Supervised Linear Dimension-Reduction Methods: Review, Extensions, and Comparisons
This work provides a comparative analysis for researchers and practitioners in data analysis, but it is incremental as it reviews and extends existing methods rather than introducing new ones.
The paper reviews and compares supervised linear dimension-reduction methods, addressing the limitation of unsupervised PCA in predictive performance by incorporating response information, and finds that partial least squares (PLS) and least-squares PCA (LSPCA) consistently outperform other techniques in simulations.

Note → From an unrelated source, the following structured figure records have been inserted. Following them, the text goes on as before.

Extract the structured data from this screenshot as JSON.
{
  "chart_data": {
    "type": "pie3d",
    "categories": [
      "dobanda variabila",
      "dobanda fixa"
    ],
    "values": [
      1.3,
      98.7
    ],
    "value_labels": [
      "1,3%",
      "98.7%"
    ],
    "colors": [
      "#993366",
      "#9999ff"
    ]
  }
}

Principal component analysis (PCA) is a well-known linear dimension-reduction method that has been widely used in data analysis and modeling. It is an unsupervised learning technique that identifies a suitable linear subspace for the input variable that contains maximal variation and preserves as much information as possible. PCA has also been used in prediction models where the original, high-dimensional space of predictors is reduced to a smaller, more manageable, set before conducting regression analysis. However, this approach does not incorporate information in the response during the dimension-reduction stage and hence can have poor predictive performance. To address this concern, several supervised linear dimension-reduction techniques have been proposed in the literature. This paper reviews selected techniques, extends some of them, and compares their performance through simulations. Two of these techniques, partial least squares (PLS) and least-squares PCA (LSPCA), consistently outperform the others in this study.